The diaphragm is the primary muscle responsible for human respiration, a large, dome-shaped sheet of muscle and tendon separating the chest cavity from the abdomen. While its main function involves contracting and flattening to draw air into the lungs, the diaphragm is not a single, uniform muscle. It consists of two distinct functional components: the costal diaphragm, which attaches to the ribs, and the crural diaphragm. This crural portion is a specialized part of the muscle complex, serving an important function beyond breathing mechanics.
Anatomical Placement and Structure
The crural diaphragm is formed by two muscular extensions, known as the right and left crura, which anchor the diaphragm posteriorly to the lumbar spine. The right crus is typically longer, originating from the first three lumbar vertebrae (L1 to L3) and their intervertebral discs. The left crus is slightly smaller, arising from the first two lumbar vertebrae (L1 and L2).
These fibrous and muscular bands ascend toward the center of the body, where the muscular fibers converge into the central tendon of the diaphragm. Crucially, some fibers from the right crus loop around the esophageal hiatus, the opening through which the esophagus passes from the chest to the abdomen. The crural diaphragm forms a muscular ring around the lower end of the esophagus at this point.
The Crural Diaphragm and Esophageal Health
The most significant non-respiratory function of the crural diaphragm is its role in preventing the backflow of stomach contents, particularly acid, into the esophagus. It acts as an “external sphincter” that works in coordination with the lower esophageal sphincter (LES), which is an “internal” ring of smooth muscle.

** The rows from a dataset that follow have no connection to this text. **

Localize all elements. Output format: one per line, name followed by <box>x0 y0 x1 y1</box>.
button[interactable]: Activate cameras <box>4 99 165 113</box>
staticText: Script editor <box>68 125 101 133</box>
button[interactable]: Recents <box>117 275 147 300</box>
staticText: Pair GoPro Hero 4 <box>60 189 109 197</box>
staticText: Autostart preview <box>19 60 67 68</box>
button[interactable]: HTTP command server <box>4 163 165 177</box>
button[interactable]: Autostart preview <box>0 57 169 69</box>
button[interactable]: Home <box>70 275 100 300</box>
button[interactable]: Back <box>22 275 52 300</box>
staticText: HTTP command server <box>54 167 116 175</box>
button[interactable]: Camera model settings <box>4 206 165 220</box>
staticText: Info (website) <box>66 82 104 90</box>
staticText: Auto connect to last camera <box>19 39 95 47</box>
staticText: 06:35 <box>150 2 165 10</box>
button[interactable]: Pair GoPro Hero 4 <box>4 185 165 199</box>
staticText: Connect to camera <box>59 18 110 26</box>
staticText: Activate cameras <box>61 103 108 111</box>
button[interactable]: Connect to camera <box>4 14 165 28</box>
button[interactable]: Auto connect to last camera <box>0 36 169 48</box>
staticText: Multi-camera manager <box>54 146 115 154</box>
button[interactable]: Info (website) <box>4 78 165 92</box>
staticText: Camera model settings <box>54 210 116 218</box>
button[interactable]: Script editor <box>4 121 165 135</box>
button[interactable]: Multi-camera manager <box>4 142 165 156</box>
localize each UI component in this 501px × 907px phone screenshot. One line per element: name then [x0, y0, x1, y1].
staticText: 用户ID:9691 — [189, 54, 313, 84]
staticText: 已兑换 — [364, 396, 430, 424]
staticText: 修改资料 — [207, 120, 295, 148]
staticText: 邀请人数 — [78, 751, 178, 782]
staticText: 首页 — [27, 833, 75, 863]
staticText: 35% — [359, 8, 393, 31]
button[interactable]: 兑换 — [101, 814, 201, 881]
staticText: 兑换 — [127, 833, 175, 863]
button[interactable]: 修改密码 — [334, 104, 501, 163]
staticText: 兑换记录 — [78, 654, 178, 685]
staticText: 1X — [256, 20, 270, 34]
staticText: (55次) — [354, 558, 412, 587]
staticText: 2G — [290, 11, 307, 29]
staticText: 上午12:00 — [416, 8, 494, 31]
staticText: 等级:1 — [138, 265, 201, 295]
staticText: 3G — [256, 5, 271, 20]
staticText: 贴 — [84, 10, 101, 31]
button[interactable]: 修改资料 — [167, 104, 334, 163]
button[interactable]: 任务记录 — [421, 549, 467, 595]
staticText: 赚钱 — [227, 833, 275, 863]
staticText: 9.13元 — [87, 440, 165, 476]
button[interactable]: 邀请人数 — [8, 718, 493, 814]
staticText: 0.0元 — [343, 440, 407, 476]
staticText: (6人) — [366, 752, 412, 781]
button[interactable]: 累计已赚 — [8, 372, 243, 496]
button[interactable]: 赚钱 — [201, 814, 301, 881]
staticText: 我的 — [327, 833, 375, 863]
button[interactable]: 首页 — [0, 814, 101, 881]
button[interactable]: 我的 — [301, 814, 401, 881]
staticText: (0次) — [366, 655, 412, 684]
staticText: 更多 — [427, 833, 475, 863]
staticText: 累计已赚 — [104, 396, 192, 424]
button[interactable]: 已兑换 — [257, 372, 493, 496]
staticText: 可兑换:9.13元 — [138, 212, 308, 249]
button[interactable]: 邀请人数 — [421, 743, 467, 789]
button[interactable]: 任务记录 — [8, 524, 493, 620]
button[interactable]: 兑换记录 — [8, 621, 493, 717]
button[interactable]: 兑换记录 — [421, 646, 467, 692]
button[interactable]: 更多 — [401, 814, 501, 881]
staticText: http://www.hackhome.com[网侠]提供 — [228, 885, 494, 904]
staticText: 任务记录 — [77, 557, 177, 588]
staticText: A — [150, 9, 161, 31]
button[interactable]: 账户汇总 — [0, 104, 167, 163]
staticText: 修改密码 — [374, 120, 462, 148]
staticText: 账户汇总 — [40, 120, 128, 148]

During periods of increased abdominal pressure, such as coughing, straining, or heavy lifting, the crural diaphragm contracts reflexively. This contraction squeezes the esophagus at the hiatus, significantly augmenting the pressure barrier created by the LES. The dual-sphincter mechanism is necessary because the force generated by strain can create a pressure gradient that pushes stomach acid upward. When functioning correctly, the crural diaphragm prevents this pressure from overcoming the LES and causing reflux.
The intrinsic smooth muscle of the LES provides a resting pressure tone. The skeletal muscle of the crural diaphragm provides a dynamic, inspiratory-related pressure increase. This coordinated action ensures that the junction remains sealed during both quiet conditions and physical exertion.

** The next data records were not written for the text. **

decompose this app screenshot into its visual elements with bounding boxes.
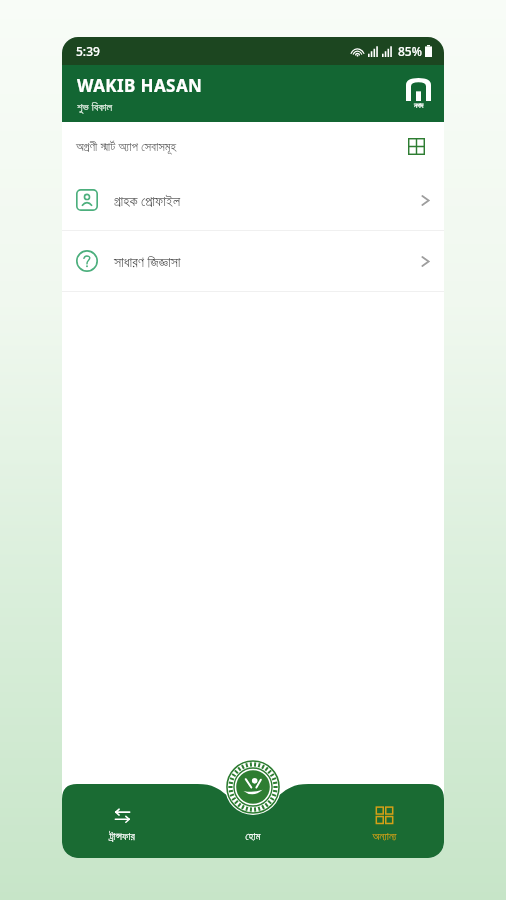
staticText: সাধারণ জিজ্ঞাসা	[114, 252, 181, 271]
button[interactable]: সাধারণ জিজ্ঞাসা	[62, 231, 444, 291]
staticText: 5:39	[76, 43, 100, 59]
button[interactable]: Grid view	[402, 132, 430, 160]
staticText: অগ্রণী স্মার্ট অ্যাপ সেবাসমূহ	[76, 138, 177, 155]
staticText: শুভ বিকাল	[77, 99, 113, 114]
button[interactable]: হোম	[182, 796, 324, 850]
button[interactable]: গ্রাহক প্রোফাইল	[62, 170, 444, 230]
staticText: হোম	[245, 831, 261, 842]
staticText: নগদ	[414, 102, 424, 109]
staticText: ট্রান্সফার	[109, 831, 135, 842]
staticText: WAKIB HASAN	[77, 74, 203, 97]
staticText: 85%	[398, 43, 422, 59]
staticText: অন্যান্য	[372, 831, 397, 842]
button[interactable]: Nagad logo	[406, 78, 431, 109]
button[interactable]: Home	[225, 759, 281, 815]
button[interactable]: Transfer	[62, 796, 182, 850]
staticText: গ্রাহক প্রোফাইল	[114, 191, 181, 210]
button[interactable]: Others	[324, 796, 444, 850]
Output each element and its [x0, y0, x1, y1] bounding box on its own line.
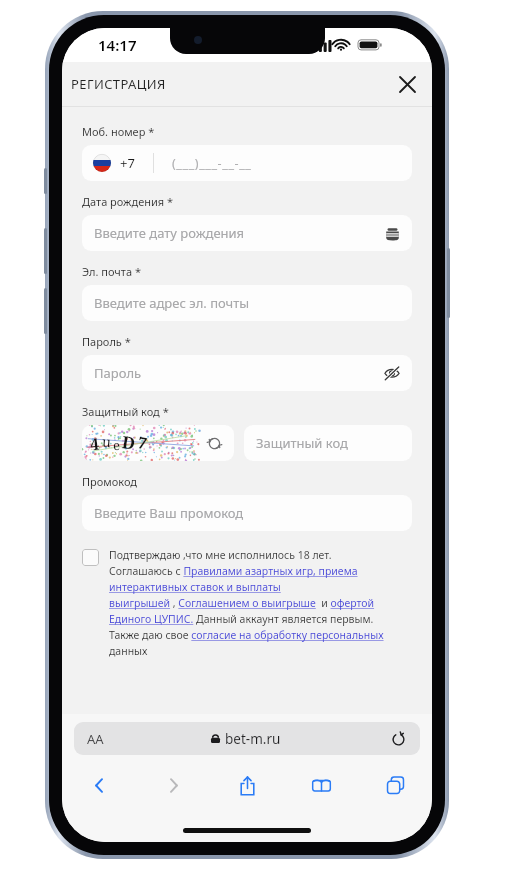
staticText: Введите Ваш промокод: [94, 504, 244, 522]
staticText: Введите адрес эл. почты: [94, 294, 250, 312]
button[interactable]: Поделиться: [210, 765, 284, 805]
button[interactable]: AA: [74, 722, 420, 755]
staticText: bet-m.ru: [225, 730, 281, 748]
staticText: AA: [87, 730, 104, 748]
staticText: Подтверждаю ,что мне исполнилось 18 лет.…: [109, 548, 384, 658]
button[interactable]: Вперёд: [136, 765, 210, 805]
button[interactable]: Обновить защитный код: [82, 425, 234, 461]
staticText: Промокод: [82, 474, 137, 489]
button[interactable]: Подтверждаю ,что мне исполнилось 18 лет.…: [82, 548, 412, 658]
button[interactable]: Назад: [62, 765, 136, 805]
button[interactable]: Закрыть: [392, 69, 422, 99]
staticText: Защитный код: [256, 434, 348, 452]
staticText: 4: [89, 432, 101, 455]
button[interactable]: Введите Ваш промокод: [82, 495, 412, 531]
staticText: 14:17: [98, 35, 137, 55]
button[interactable]: Вкладки: [358, 765, 432, 805]
staticText: Эл. почта *: [82, 264, 141, 279]
staticText: Пароль: [94, 364, 142, 382]
staticText: (___)___-__-__: [172, 155, 252, 172]
staticText: Введите дату рождения: [94, 224, 245, 242]
button[interactable]: +7: [82, 145, 412, 181]
button[interactable]: Защитный код: [244, 425, 412, 461]
button[interactable]: Введите адрес эл. почты: [82, 285, 412, 321]
staticText: +7: [120, 154, 135, 172]
button[interactable]: Пароль: [82, 355, 412, 391]
button[interactable]: Закладки: [284, 765, 358, 805]
staticText: Дата рождения *: [82, 194, 174, 209]
staticText: Защитный код *: [82, 404, 169, 419]
button[interactable]: Обновить: [389, 730, 407, 748]
staticText: 7: [136, 431, 150, 455]
staticText: u: [101, 432, 112, 451]
staticText: Пароль *: [82, 334, 131, 349]
staticText: D: [120, 430, 138, 455]
staticText: Моб. номер *: [82, 124, 155, 139]
staticText: e: [112, 436, 120, 454]
button[interactable]: Введите дату рождения: [82, 215, 412, 251]
staticText: РЕГИСТРАЦИЯ: [71, 75, 166, 93]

Common Clinical Issues Involving Dysfunction
When the crural diaphragm is weakened or its opening is too wide, it can lead to a failure of the anti-reflux barrier, contributing to Gastroesophageal Reflux Disease (GERD). This dysfunction is often associated with a hiatal hernia, which is the displacement of a portion of the stomach up through the esophageal hiatus and into the chest cavity.
In a sliding hiatal hernia, the most common type, the stomach and the lower esophageal sphincter shift upward together. This occurs when the crural diaphragm’s opening is lax and the ligaments holding the esophagus in place have stretched. A separation of two centimeters or more between the crural diaphragm and the LES is often used as a diagnostic indicator. This anatomical separation means the two sphincters can no longer work in a coordinated manner, severely impairing the reflux prevention mechanism.
The resulting lack of coordination means the crural diaphragm’s inspiratory squeeze no longer reinforces the LES, particularly during sudden increases in intra-abdominal pressure. This structural failure is a major factor in the chronic nature of GERD in many patients. Dysfunction of the crural muscle can also occur in patients with chronic lung diseases, which may explain the higher prevalence of GERD in those populations.
Strengthening and Functional Improvement Techniques
Since the crural diaphragm is a skeletal muscle, its function can potentially be improved through targeted exercise. Techniques focused on diaphragmatic breathing, often called “belly breathing,” aim to increase the muscle tone of the entire diaphragm complex. Consistent practice of these exercises can help strengthen the muscle fibers, which may enhance the squeeze it provides to the esophagus.
A common technique involves lying down or sitting comfortably and placing one hand on the chest and the other on the abdomen. The individual inhales slowly through the nose, focusing on pushing the abdomen out so the hand on the belly rises, while the hand on the chest remains relatively still. The exhalation is slow and controlled, often through pursed lips, as the abdominal muscles pull inward. Regular diaphragmatic breathing training may help to restore the competence of the esophagogastric junction and reduce the symptoms of acid reflux in selected patients.